Lodash is a functional library that can easily be combined with RxJS to create utilities for your streams.

npm i lodash

Let’s create an operator that can filter an Observable object to only properties the contain numbers.

import * as _ from 'lodash';
import { map } from 'rxjs/operators';

// Operator
const pickNumbers = () => map(x =>
_.pickBy(x, _.isNumber)
);

// Usage
const obs = of( { 'foo': 1, 'bar': 'str', 'baz': 3 });
obs.pipe(pickNumbers()).subscribe(console.log)

// Output

// { 'foo': 1, 'baz': 3 }

Now let’s create the most concise customer operator ever that will filter any value that is NOT a number from the stream.

import { filter } from 'rxjs/operators';

// Operator
const numbersOnly = () => filter(_.isNumber);

// Usage
const obs = from([1, 2, '3', '4', 5]);
obs.pipe(numbersOnly()).subscribe(console.log)

// Output

// 1
// 2
// 5

Using Data Across Multiple Operators

When you create a custom operator, you have an isolated context where you can maintain stateful information - i.e between emitted values and/or among multiple internal operators. For example, you might have a long operator chain and need to share data across multiple RxJS operators. Mutating/reading data from an external function violates the pure function principle, so there are some caveats to consider. The accepted answer is from Cartant in this StackOverflow question about saving variables inside an operator explains these tradeoffs very well.

The operator below is wrapped in defer to ensure that the stateful data inside is created on a per-subscription basis. This makes our operator more predictable - especially with synchronous data and late subscribers. Also, notice how we return a pipe from this operator, which allows us to compose multiple existing operators together.

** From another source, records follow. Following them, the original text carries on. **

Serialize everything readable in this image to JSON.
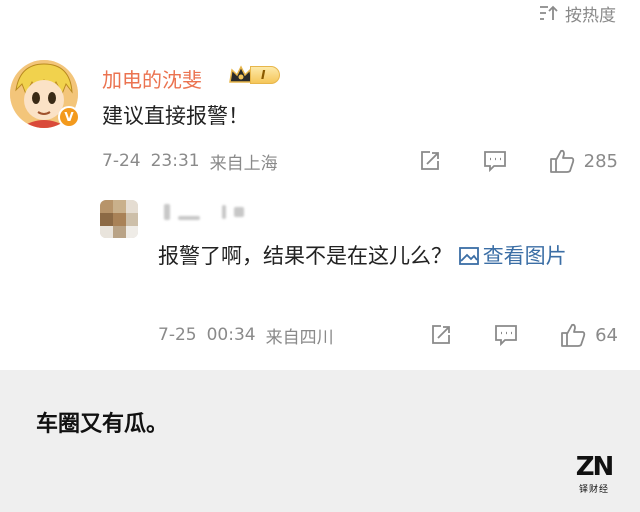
{
  "sort": {
    "label": "按热度",
    "icon": "sort-icon"
  },
  "comments": [
    {
      "author": "加电的沈斐",
      "badge_level": "I",
      "verified_mark": "V",
      "text": "建议直接报警！",
      "date": "7-24",
      "time": "23:31",
      "location": "来自上海",
      "likes": "285",
      "icons": [
        "repost-icon",
        "comment-icon",
        "like-icon"
      ]
    },
    {
      "author": "",
      "text_prefix": "报警了啊，结果不是在这儿么？",
      "link_text": "查看图片",
      "link_icon": "image-icon",
      "date": "7-25",
      "time": "00:34",
      "location": "来自四川",
      "likes": "64",
      "icons": [
        "repost-icon",
        "comment-icon",
        "like-icon"
      ]
    }
  ],
  "caption": {
    "text": "车圈又有瓜。"
  },
  "watermark": {
    "mark": "ZN",
    "sub": "铎财经"
  },
  "colors": {
    "name": "#eb7350",
    "link": "#3b6ea5",
    "meta": "#8a8a8a",
    "caption_bg": "#efefef"
  }
}
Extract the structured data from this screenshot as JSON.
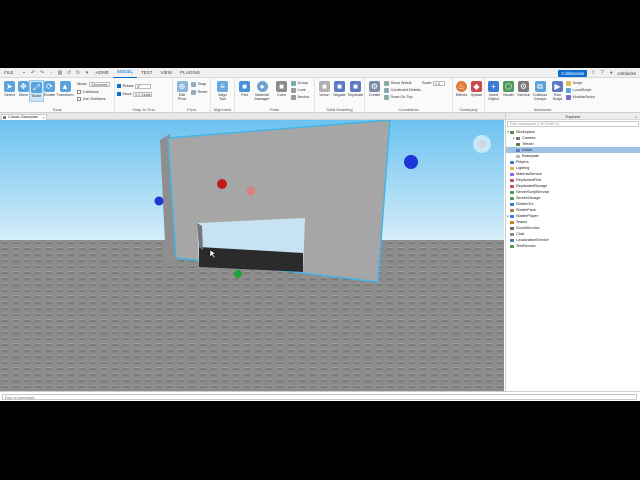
{
  "menubar": {
    "file_label": "FILE",
    "tabs": [
      {
        "label": "HOME"
      },
      {
        "label": "MODEL"
      },
      {
        "label": "TEST"
      },
      {
        "label": "VIEW"
      },
      {
        "label": "PLUGINS"
      }
    ],
    "active_tab": "MODEL",
    "collaborate_label": "Collaborate",
    "username": "cmblocks"
  },
  "ribbon": {
    "tools": {
      "label": "Tools",
      "buttons": [
        {
          "label": "Select"
        },
        {
          "label": "Move"
        },
        {
          "label": "Scale"
        },
        {
          "label": "Rotate"
        },
        {
          "label": "Transform"
        }
      ],
      "mode_label": "Mode:",
      "mode_value": "Geometric",
      "collisions_label": "Collisions",
      "join_surfaces_label": "Join Surfaces"
    },
    "snap": {
      "label": "Snap to Grid",
      "rotate_label": "Rotate",
      "rotate_value": "5°",
      "move_label": "Move",
      "move_value": "0.2 Studs"
    },
    "pivot": {
      "label": "Pivot",
      "edit_pivot_label": "Edit Pivot",
      "snap_label": "Snap",
      "reset_label": "Reset"
    },
    "alignment": {
      "label": "Alignment",
      "align_tool_label": "Align Tool"
    },
    "parts": {
      "label": "Parts",
      "part_label": "Part",
      "material_manager_label": "Material Manager",
      "color_label": "Color",
      "group_label": "Group",
      "lock_label": "Lock",
      "anchor_label": "Anchor"
    },
    "solid": {
      "label": "Solid Modeling",
      "union_label": "Union",
      "negate_label": "Negate",
      "separate_label": "Separate"
    },
    "constraints": {
      "label": "Constraints",
      "create_label": "Create",
      "show_welds_label": "Show Welds",
      "constraint_details_label": "Constraint Details",
      "draw_on_top_label": "Draw On Top",
      "scale_label": "Scale",
      "scale_value": "1.0"
    },
    "gameplay": {
      "label": "Gameplay",
      "effects_label": "Effects",
      "spawn_label": "Spawn"
    },
    "advanced": {
      "label": "Advanced",
      "insert_object_label": "Insert Object",
      "model_label": "Model",
      "service_label": "Service",
      "collision_groups_label": "Collision Groups",
      "run_script_label": "Run Script",
      "script_label": "Script",
      "localscript_label": "LocalScript",
      "modulescript_label": "ModuleScript"
    }
  },
  "document_tab": {
    "label": "Classic Baseplate"
  },
  "explorer": {
    "title": "Explorer",
    "search_placeholder": "Filter workspace (Ctrl+Shift+X)",
    "items": [
      {
        "label": "Workspace",
        "depth": 0,
        "expanded": true,
        "icon_color": "#4a8f3c",
        "selected": false,
        "has_arrow": true
      },
      {
        "label": "Camera",
        "depth": 1,
        "expanded": false,
        "icon_color": "#7a7a7a",
        "selected": false,
        "has_arrow": true
      },
      {
        "label": "Terrain",
        "depth": 1,
        "expanded": false,
        "icon_color": "#4c8a3a",
        "selected": false,
        "has_arrow": false
      },
      {
        "label": "Union",
        "depth": 1,
        "expanded": false,
        "icon_color": "#5f79c5",
        "selected": true,
        "has_arrow": false
      },
      {
        "label": "Baseplate",
        "depth": 1,
        "expanded": false,
        "icon_color": "#b8b8b8",
        "selected": false,
        "has_arrow": false
      },
      {
        "label": "Players",
        "depth": 0,
        "expanded": false,
        "icon_color": "#3b7bd4",
        "selected": false,
        "has_arrow": false
      },
      {
        "label": "Lighting",
        "depth": 0,
        "expanded": false,
        "icon_color": "#e3b62c",
        "selected": false,
        "has_arrow": false
      },
      {
        "label": "MaterialService",
        "depth": 0,
        "expanded": false,
        "icon_color": "#8a6ad0",
        "selected": false,
        "has_arrow": false
      },
      {
        "label": "ReplicatedFirst",
        "depth": 0,
        "expanded": false,
        "icon_color": "#cf4f4f",
        "selected": false,
        "has_arrow": false
      },
      {
        "label": "ReplicatedStorage",
        "depth": 0,
        "expanded": false,
        "icon_color": "#cf4f4f",
        "selected": false,
        "has_arrow": false
      },
      {
        "label": "ServerScriptService",
        "depth": 0,
        "expanded": false,
        "icon_color": "#4c9a5c",
        "selected": false,
        "has_arrow": false
      },
      {
        "label": "ServerStorage",
        "depth": 0,
        "expanded": false,
        "icon_color": "#4c9a5c",
        "selected": false,
        "has_arrow": false
      },
      {
        "label": "StarterGui",
        "depth": 0,
        "expanded": false,
        "icon_color": "#3b7bd4",
        "selected": false,
        "has_arrow": false
      },
      {
        "label": "StarterPack",
        "depth": 0,
        "expanded": false,
        "icon_color": "#b07b3a",
        "selected": false,
        "has_arrow": false
      },
      {
        "label": "StarterPlayer",
        "depth": 0,
        "expanded": false,
        "icon_color": "#3b7bd4",
        "selected": false,
        "has_arrow": true
      },
      {
        "label": "Teams",
        "depth": 0,
        "expanded": false,
        "icon_color": "#d07a2c",
        "selected": false,
        "has_arrow": false
      },
      {
        "label": "SoundService",
        "depth": 0,
        "expanded": false,
        "icon_color": "#6a6a6a",
        "selected": false,
        "has_arrow": false
      },
      {
        "label": "Chat",
        "depth": 0,
        "expanded": false,
        "icon_color": "#8a8a8a",
        "selected": false,
        "has_arrow": false
      },
      {
        "label": "LocalizationService",
        "depth": 0,
        "expanded": false,
        "icon_color": "#3b7bd4",
        "selected": false,
        "has_arrow": false
      },
      {
        "label": "TestService",
        "depth": 0,
        "expanded": false,
        "icon_color": "#4c9a5c",
        "selected": false,
        "has_arrow": false
      }
    ]
  },
  "command_bar": {
    "placeholder": "Run a command"
  },
  "colors": {
    "accent": "#0a6ed1",
    "selection": "#9cc3e6",
    "sky_top": "#6fc4f0",
    "sky_bottom": "#d9f0fb",
    "baseplate": "#8a8a8a",
    "wall": "#a6a6a6",
    "selection_outline": "#3fb5e8"
  }
}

import { Observable, pipe, interval, defer } from 'rxjs';
import { map, share } from 'rxjs/operators';

const stateful = () => {
return source => defer(() => {
let state = Math.random().toString();
return source.pipe(
map(next => {
state = state + '--' + next;
return state
}),
// tap( ...do something with state ),
// switchMap( ...do something with state),
// filter( ...do something with state )
)

})
}

Currently, each subscriber will see a different random number in the internal state. If you need to share this data across all subscribers, you can pipe in the share operator.

const obs = interval(1000).pipe(stateful(), share())

obs.subscribe(console.log)
obs.subscribe(console.log)

The End

RxJS operators can be extremely useful in wide variety of situations. Use them as small utility functions, or create abstractions for complex business logic. In the next lesson, we will look into an advanced use case that joins Firestore collections together with a single custom RxJS operator.